GLI AMICI NEL RUNNING

Nel running ci sono amici che si vogliono bene, davvero bene. La corsa è stata il gancio che li ha uniti, poi le strade e le vite si sono incrociate, a tratti anche sovrapposte. Tra di loro non servono compromessi, né conti da far tornare. Li unisce solo una cosa: il piacere di stare insieme.

Corrono in gruppo, ma non sempre insieme. La differenza è sottile, come il filo che lega il più veloce al più lento. È bello vederli in strada o online: c’è sostegno, serenità, niente smanie o protagonismi. Sono tutti uguali, e proprio per questo, sono come molti di noi.

Il segreto sta tutto qui.

Ognuno porta con sé un bagaglio diverso: anni di vita, famiglie, lavori, passioni e chilometri sotto le scarpe. Sanno raccontare una storia che appartiene a tanti — anche se spesso non se ne accorgono. Visti da fuori, trasmettono una speranza che diventa il vero collante dello sport. Perché se vivi il running con questo ritmo, impari a fare tesoro delle fatiche e delle gioie, ad aiutare chi resta indietro e ad aspettare chi si ferma.

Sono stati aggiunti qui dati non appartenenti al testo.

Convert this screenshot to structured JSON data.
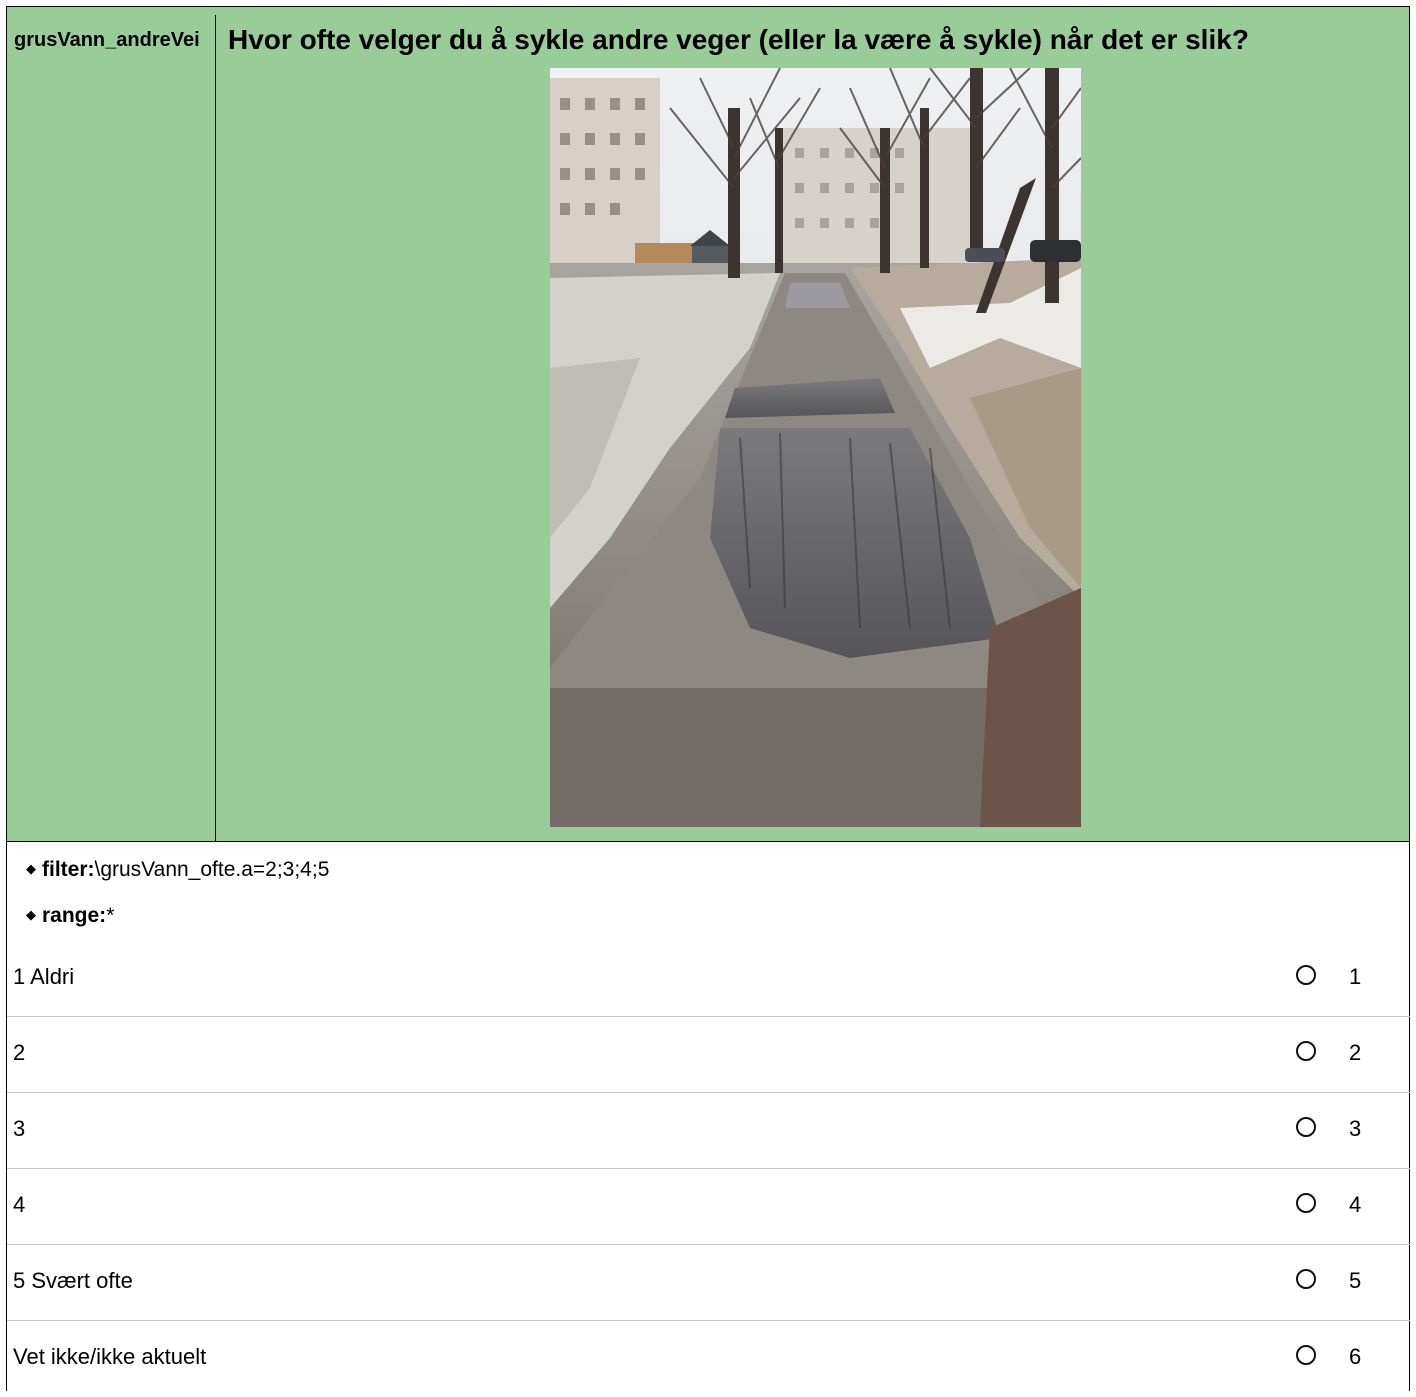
{
  "question": {
    "variable": "grusVann_andreVei",
    "text": "Hvor ofte velger du å sykle andre veger (eller la være å sykle) når det er slik?"
  },
  "meta": {
    "filter_label": "filter:",
    "filter_value": "\\grusVann_ofte.a=2;3;4;5",
    "range_label": "range:",
    "range_value": "*"
  },
  "options": [
    {
      "label": "1 Aldri",
      "code": "1"
    },
    {
      "label": "2",
      "code": "2"
    },
    {
      "label": "3",
      "code": "3"
    },
    {
      "label": "4",
      "code": "4"
    },
    {
      "label": "5 Svært ofte",
      "code": "5"
    },
    {
      "label": "Vet ikke/ikke aktuelt",
      "code": "6"
    }
  ],
  "colors": {
    "header_bg": "#99cc99",
    "row_divider": "#c8c8c8"
  }
}
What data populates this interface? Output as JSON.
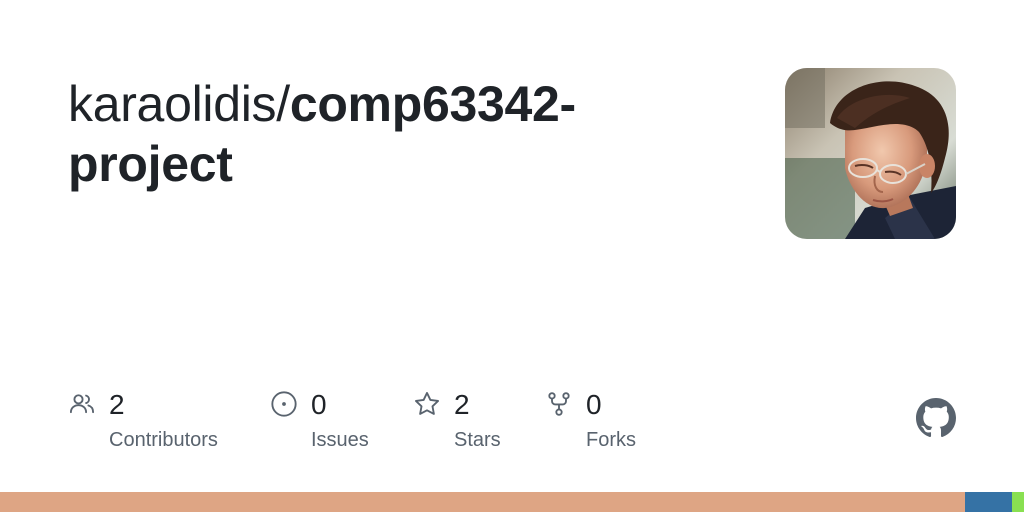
{
  "repo": {
    "owner": "karaolidis/",
    "name": "comp63342-project"
  },
  "avatar": {
    "alt": "owner avatar photo"
  },
  "stats": [
    {
      "icon": "people-icon",
      "count": "2",
      "label": "Contributors"
    },
    {
      "icon": "issue-icon",
      "count": "0",
      "label": "Issues"
    },
    {
      "icon": "star-icon",
      "count": "2",
      "label": "Stars"
    },
    {
      "icon": "fork-icon",
      "count": "0",
      "label": "Forks"
    }
  ],
  "brand": {
    "logo": "github-icon",
    "logo_color": "#59636e"
  },
  "language_bar": [
    {
      "color": "#dea584",
      "fraction": 0.942
    },
    {
      "color": "#3572a5",
      "fraction": 0.046
    },
    {
      "color": "#89e051",
      "fraction": 0.012
    }
  ]
}
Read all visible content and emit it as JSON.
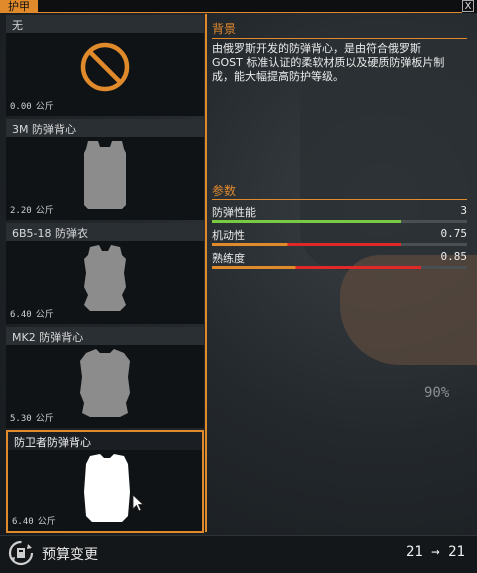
{
  "window": {
    "title": "护甲",
    "close_glyph": "X"
  },
  "armor_list": [
    {
      "name": "无",
      "weight": "0.00",
      "unit": "公斤",
      "icon": "none-prohibited-icon"
    },
    {
      "name": "3M 防弹背心",
      "weight": "2.20",
      "unit": "公斤",
      "icon": "vest-icon"
    },
    {
      "name": "6B5-18 防弹衣",
      "weight": "6.40",
      "unit": "公斤",
      "icon": "vest-icon"
    },
    {
      "name": "MK2 防弹背心",
      "weight": "5.30",
      "unit": "公斤",
      "icon": "vest-icon"
    },
    {
      "name": "防卫者防弹背心",
      "weight": "6.40",
      "unit": "公斤",
      "icon": "vest-icon",
      "selected": true
    }
  ],
  "details": {
    "background_title": "背景",
    "description": "由俄罗斯开发的防弹背心，是由符合俄罗斯\nGOST 标准认证的柔软材质以及硬质防弹板片制\n成，能大幅提高防护等级。",
    "params_title": "参数",
    "params": [
      {
        "label": "防弹性能",
        "value": "3",
        "fill": 0.74,
        "color": "#7ac943"
      },
      {
        "label": "机动性",
        "value": "0.75",
        "fill": 0.74,
        "color": "#e02828"
      },
      {
        "label": "熟练度",
        "value": "0.85",
        "fill": 0.82,
        "color": "#e02828"
      }
    ]
  },
  "overlay_percent": "90%",
  "bottom": {
    "label": "预算变更",
    "value": "21 → 21",
    "icon": "budget-icon"
  },
  "colors": {
    "accent": "#e08a2c",
    "vest_gray": "#8c8c8c",
    "vest_selected": "#ffffff"
  }
}
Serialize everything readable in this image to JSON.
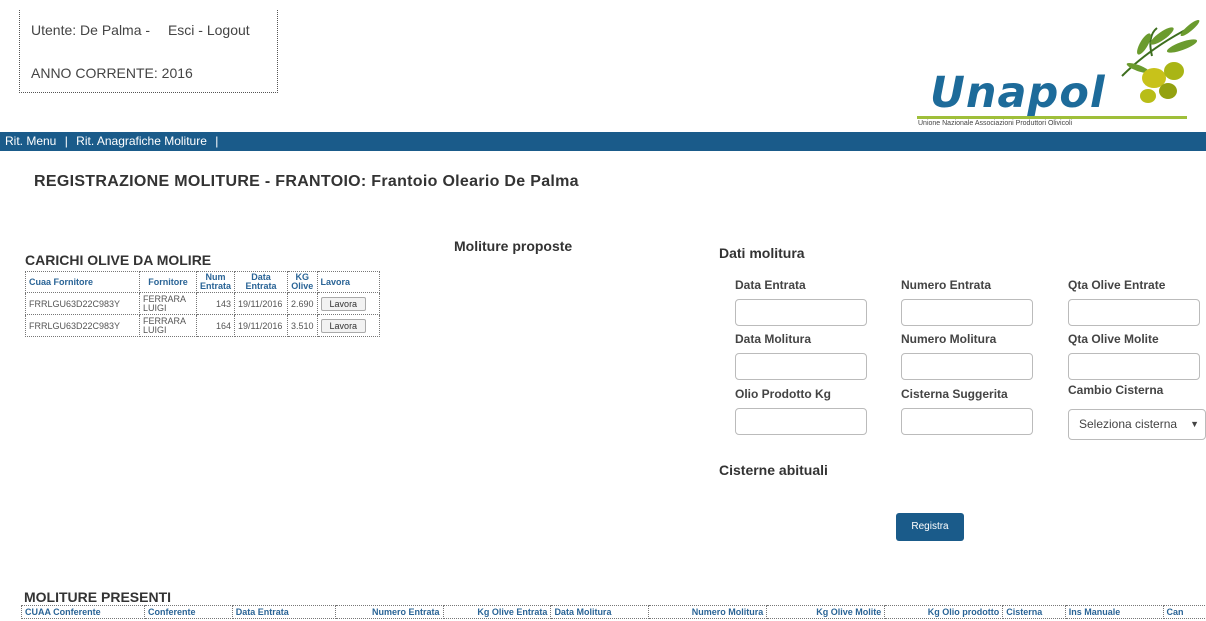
{
  "header": {
    "user_label": "Utente: De Palma -",
    "logout_label": "Esci - Logout",
    "year_label": "ANNO CORRENTE: 2016"
  },
  "logo": {
    "name": "Unapol",
    "subtitle": "Unione Nazionale Associazioni Produttori Olivicoli",
    "primary_color": "#1d6b9a",
    "accent_color": "#9fbf3a"
  },
  "nav": {
    "item1": "Rit. Menu",
    "item2": "Rit. Anagrafiche Moliture",
    "separator": "|"
  },
  "page_title": "REGISTRAZIONE MOLITURE - FRANTOIO: Frantoio Oleario De Palma",
  "carichi": {
    "title": "CARICHI OLIVE DA MOLIRE",
    "headers": [
      "Cuaa Fornitore",
      "Fornitore",
      "Num Entrata",
      "Data Entrata",
      "KG Olive",
      "Lavora"
    ],
    "rows": [
      {
        "cuaa": "FRRLGU63D22C983Y",
        "fornitore": "FERRARA LUIGI",
        "num": "143",
        "data": "19/11/2016",
        "kg": "2.690",
        "btn": "Lavora"
      },
      {
        "cuaa": "FRRLGU63D22C983Y",
        "fornitore": "FERRARA LUIGI",
        "num": "164",
        "data": "19/11/2016",
        "kg": "3.510",
        "btn": "Lavora"
      }
    ]
  },
  "proposte": {
    "title": "Moliture proposte"
  },
  "dati": {
    "title": "Dati molitura",
    "data_entrata": "Data Entrata",
    "numero_entrata": "Numero Entrata",
    "qta_olive_entrate": "Qta Olive Entrate",
    "data_molitura": "Data Molitura",
    "numero_molitura": "Numero Molitura",
    "qta_olive_molite": "Qta Olive Molite",
    "olio_prodotto": "Olio Prodotto Kg",
    "cisterna_suggerita": "Cisterna Suggerita",
    "cambio_cisterna": "Cambio Cisterna",
    "select_value": "Seleziona cisterna"
  },
  "cisterne": {
    "title": "Cisterne abituali"
  },
  "registra_label": "Registra",
  "presenti": {
    "title": "MOLITURE PRESENTI",
    "headers": [
      "CUAA Conferente",
      "Conferente",
      "Data Entrata",
      "Numero Entrata",
      "Kg Olive Entrata",
      "Data Molitura",
      "Numero Molitura",
      "Kg Olive Molite",
      "Kg Olio prodotto",
      "Cisterna",
      "Ins Manuale",
      "Can"
    ]
  }
}
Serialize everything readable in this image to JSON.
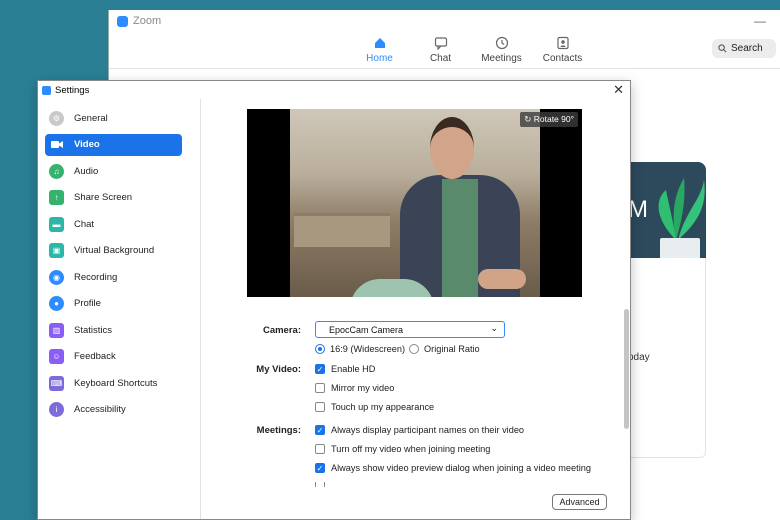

Non so se un gruppo di appassionati di pinella riuscirebbe a creare lo stesso legame…ma forse sì.

In fondo, come in tutte le cose, sono le persone a fare la differenza. Il running, però, aggiunge qualcosa in più: un’azione liberatoria che pochi altri sport riescono a infondere nella vita.

La corsa abbatte le difese, ti mette a nudo come davanti a un pittore. Sa tirare fuori il meglio di te — e a volte anche il peggio. Ma quando la vivi in gruppo, l’effetto positivo si moltiplica. Restate sempre così, perché — come dice la canzone — “gli amici saranno sempre amici, quando ti serve affetto, ti danno cure e attenzioni.”

E quando ti serve una pacca sulla spalla, o anche solo una spinta sull’ultimo chilometro di una maratona, gli amici saranno sempre amici.